The Cusps of Warfare

I've been in a desultory sort of discussion at SW Anderson's blog (Oh!pinion) about how we, America, or even we, the targets of terrorists, should respond to terrorism. Tonight I worked out some of my frustrations at not seeing a path to a solution with any clarity by writing far more than I had intended in a comment. I'm not even going to try to say what I was writing about; I don't think SW will mind if I reproduce the text of my comment here. (For the rest of the discussion, follow the link above.)

One thing that someone has said about hate-crime and terrorism, which make them seem to have so much in common to me, is that retaliation against some one who has done wrong is transferred to some group who represents the evil doer, either actual or perceived.

There are many reasons for the transference. Perhaps the evil-does (real or perceived, mind you) is not actually identifiable. Perhaps the evil-doer is not immediately available. Perhaps one evil-doer has killed 2,000 people so more punishment is called for.

With country-to-country war, the transference is understood and its the army's that fight each other until one government capitulates to the demands of the other. This is actual warfare.

Then there's metaphorical warfare. The war on drugs, the war on poverty, and now the "war on terror". There is no enemy army that is identifiable, no country whose army one can attack, no government representing the terrorists who can be forced to capitulate, no terms of surrender that make any sense at all. How can you tell when you've won the "war on terror"?

And so some group, "terrorists", must now be identified as the enemy in a "war" that has no direction and no concrete goals or endpoint. A handful of "terrorists" destroyed the twin towers and killed over 2,000 people — some response was needed that was bigger than 7 suicide terrorists who were already dead anyway. So, we invaded Iraq which, by any stretch of the imagination, was quite an escalation over tit for tat, and eye for an eye.

Threatening to destroy a family whose son is a suicide bomber is just such a transference unless we know that the family inculcated hate into the mind of the bomber as SW suggests — then they might be culpable. Otherwise, it's just blaming the group for the individual.
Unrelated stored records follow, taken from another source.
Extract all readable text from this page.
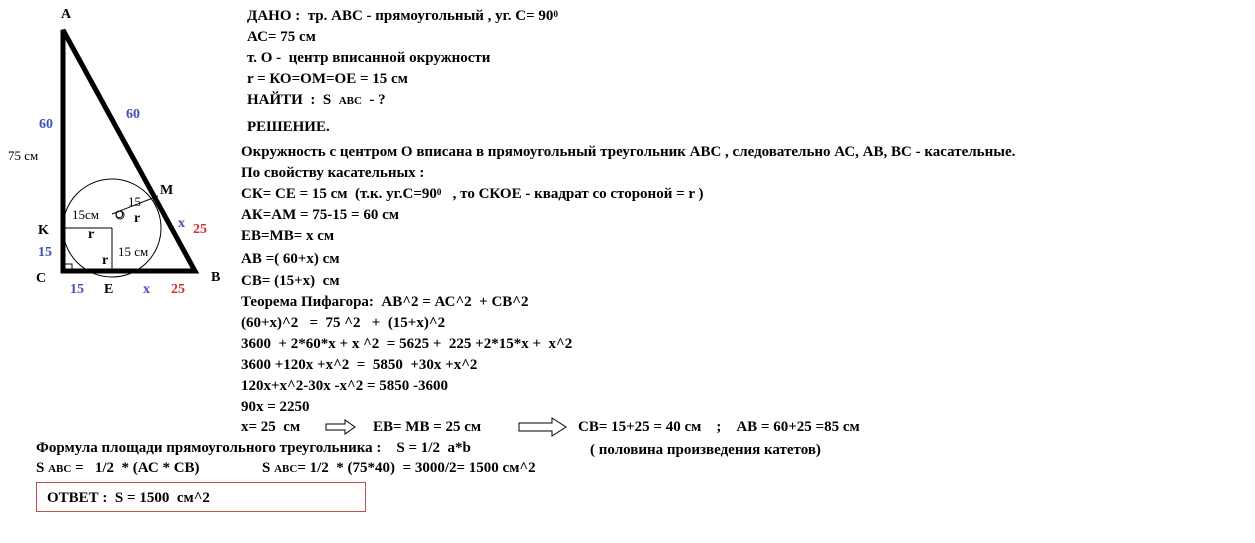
A
C	B
K
M
E
O
60
60
75 см
15
15	x 25
x 25
15см
15 см
15
r
r
r
ДАНО :  тр. АВС - прямоугольный , уг. $С= 90^0$
АС= 75 см
т. О -  центр вписанной окружности
r = КО=ОМ=ОЕ = 15 см
НАЙТИ  :  S АВС  - ?
РЕШЕНИЕ.
Окружность с центром О вписана в прямоугольный треугольник АВС , следовательно АС, АВ, ВС - касательные.
По свойству касательных :
СК= СЕ = 15 см  (т.к. $уг.С=90^0$   , то СКОЕ - квадрат со стороной = r )
АК=АМ = 75-15 = 60 см
ЕВ=МВ= х см
АВ =( 60+х) см
СВ= (15+х)  см
Теорема Пифагора:  АВ^2 = АС^2  + СВ^2
(60+х)^2   =  75 ^2   +  (15+х)^2
3600  + 2*60*х + х ^2  = 5625 +  225 +2*15*х +  х^2
3600 +120х +х^2  =  5850  +30х +х^2
120х+х^2-30х -х^2 = 5850 -3600
90х = 2250
х= 25  см	ЕВ= МВ = 25 см	СВ= 15+25 = 40 см    ;    АВ = 60+25 =85 см
Формула площади прямоугольного треугольника :    S = 1/2  a*b	( половина произведения катетов)
S АВС =   1/2  * (АС * СВ)	S АВС= 1/2  * (75*40)  = 3000/2= 1500 см^2
ОТВЕТ :  S = 1500  см^2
Threatening to bomb one region of Pakistan after another until they find and give us bin Laden sounds rather like the Gestapo in occupied France killing one Frenchman a day until the town reveals the hidden Jew. After the war, when the winners and losers are known, such things become war crimes, not proportionate response.

The answers in this present case are not clear to me, so like a good liberal I fret over these paralyzing issues. What little I know from history seems to suggest that every time in the history of warfare when it became possible to kill larger chunks of people at one go it took some time for the combatants to settle on a rationale that made them feel comfortable doing it.

The history of World-War II had at least two such interesting cusps. The first was when it became all-out war instead of army-to-army war and the Allies fire bombed Dresden, as an example, or Germany bombed London. The rationale was that it was suitable to make a target of war production facilities and such, but everyone knew it was just an excuse. In fact it was an effort to terrorize the enemy populace, to break their will to fight.

Then there was discussion when the atom bomb became a reality and Roosevelt and Churchill were both adamant that it must be used. How to justify killing all those "innocent" people? Tit for tat: in the long run fewer people (allied soldiers and others) would die if we killed a few million in one go with the A-bomb and shocked the enemy (early "shock and awe") into capitulating. Ta da!

Now that we have global guerilla war with WMDs, it seems that another such cusp is upon us. Perhaps I'll just quite worrying, re-watch "Dr. Strangelove", and learn how to yell "Let's Nuke 'Em!", whomever they happen to be.